Les inégalités sont « naturelles » et le destin des opprimés incontournable. Voilà le postulat réactionnaire qui légitime les rapports sociaux de domination. C’est ainsi que la représentation des hommes et des femmes dans les médias au premier rang desquels les publicités justifie un rapport social inégalitaire : il s’agit d’étiqueter les hommes et les femmes avec des qualités définitives (femmes douces, hommes volontaires par exemple). Par l’intériorisation des rôles sexués qu’elle véhicule, cette représentation entretient une véritable tolérance sociale vis-à-vis des inégalités entre hommes et femmes en même temps qu’elle est une violence envers les femmes.
Ménagères dévouées
Alors qu’en France les femmes sont massivement entrées sur le marché du travail depuis les années 1960, elles apparaissent encore, dans une grande partie des publicités, comme de bonnes ménagères dévouées à leur mari et à leurs enfants. Lorsque le publicitaire met en scène un homme, c’est pour valoriser les qualités techniques et scientifiques du produit (Skip).
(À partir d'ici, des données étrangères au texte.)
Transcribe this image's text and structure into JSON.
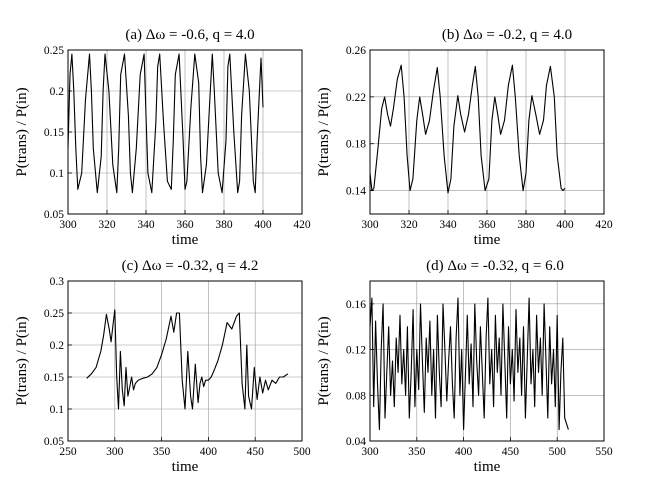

Si depuis la fin des années 1980, la figure de la femme active fait son apparition sous les traits caricaturaux de la businesswoman, elle ne s’affranchit qu’exceptionnellement des tâches domestiques et d’éducation qui lui sont toujours dévolues dans la sphère privée. Inversement, alors que la dernière enquête de l’Insee montre l’absence d’évolution dans le partage des tâches, encore assurées à 80% par les femmes, la publicité utilise depuis peu l’image mythique du « nouveau père ».
Le « porno chic »
L’omniprésence du sexisme dans les publicités ne date pas d’hier, mais celui-ci s’appuie aujourd’hui sur un nouveau créneau : le sexe. Pour vendre, il faut choquer. Et paradoxalement, dans cette société travaillée par le retour d’un certain ordre moral, c’est à travers le sexe inévitablement accompagné de sexisme que l’incitation à la consommation est la plus efficace. Pas un spot, pas une image qui n’utilise le corps (découpé et très normé) d’une femme, quel que soit le produit vanté. A travers l’image de ces femmes réduites à l’état d’objets sexuels, on sous-entend (et cela marche !) qu’elles peuvent être achetées aussi facilement qu’un pot de yaourt.
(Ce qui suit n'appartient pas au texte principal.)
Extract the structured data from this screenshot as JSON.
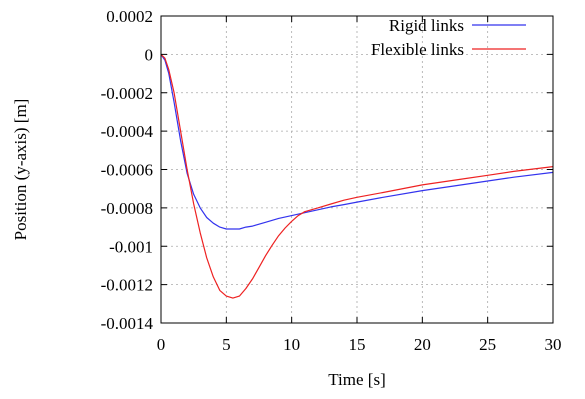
{
  "chart_data": {
    "type": "line",
    "title": "",
    "xlabel": "Time [s]",
    "ylabel": "Position (y-axis) [m]",
    "xlim": [
      0,
      30
    ],
    "ylim": [
      -0.0014,
      0.0002
    ],
    "xticks": [
      0,
      5,
      10,
      15,
      20,
      25,
      30
    ],
    "xtick_labels": [
      "0",
      "5",
      "10",
      "15",
      "20",
      "25",
      "30"
    ],
    "yticks": [
      0.0002,
      0,
      -0.0002,
      -0.0004,
      -0.0006,
      -0.0008,
      -0.001,
      -0.0012,
      -0.0014
    ],
    "ytick_labels": [
      "0.0002",
      "0",
      "-0.0002",
      "-0.0004",
      "-0.0006",
      "-0.0008",
      "-0.001",
      "-0.0012",
      "-0.0014"
    ],
    "grid": true,
    "legend_position": "top-right",
    "series": [
      {
        "name": "Rigid links",
        "color": "#3333ee",
        "x": [
          0,
          0.3,
          0.6,
          1,
          1.5,
          2,
          2.5,
          3,
          3.5,
          4,
          4.5,
          5,
          5.5,
          6,
          6.5,
          7,
          8,
          9,
          10,
          11,
          12,
          13,
          14,
          15,
          17,
          20,
          23,
          25,
          27,
          30
        ],
        "y": [
          0,
          -3e-05,
          -0.0001,
          -0.00025,
          -0.00045,
          -0.00062,
          -0.00073,
          -0.0008,
          -0.00085,
          -0.00088,
          -0.0009,
          -0.00091,
          -0.00091,
          -0.00091,
          -0.0009,
          -0.000895,
          -0.000875,
          -0.000855,
          -0.00084,
          -0.000825,
          -0.00081,
          -0.000795,
          -0.000783,
          -0.00077,
          -0.000745,
          -0.00071,
          -0.00068,
          -0.00066,
          -0.00064,
          -0.000615
        ]
      },
      {
        "name": "Flexible links",
        "color": "#ee2222",
        "x": [
          0,
          0.3,
          0.6,
          1,
          1.5,
          2,
          2.5,
          3,
          3.5,
          4,
          4.5,
          5,
          5.5,
          6,
          6.5,
          7,
          7.5,
          8,
          8.5,
          9,
          9.5,
          10,
          10.5,
          11,
          12,
          13,
          14,
          15,
          17,
          20,
          23,
          25,
          27,
          30
        ],
        "y": [
          0,
          -2e-05,
          -8e-05,
          -0.0002,
          -0.0004,
          -0.0006,
          -0.00078,
          -0.00093,
          -0.00106,
          -0.00116,
          -0.00123,
          -0.00126,
          -0.00127,
          -0.00126,
          -0.00122,
          -0.00117,
          -0.00111,
          -0.00105,
          -0.000995,
          -0.000945,
          -0.000905,
          -0.00087,
          -0.00084,
          -0.00082,
          -0.0008,
          -0.00078,
          -0.00076,
          -0.000745,
          -0.00072,
          -0.00068,
          -0.00065,
          -0.00063,
          -0.00061,
          -0.000585
        ]
      }
    ]
  }
}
En multipliant les représentations de femmes érotisées dans des postures de soumission et les allusions aux pratiques sadomasochistes (femmes enchaînées et consentantes), la vague du « porno chic » tend à réduire la sexualité au fantasme du viol renforçant les schémas de domination masculine et de soumission féminine. Ces images accentuent la construction culturelle de la sexualité féminine centrée non pas sur le désir de l’autre mais sur celui d’être désirée. Seuls le corps féminin et le désir de l’homme sont érotisés.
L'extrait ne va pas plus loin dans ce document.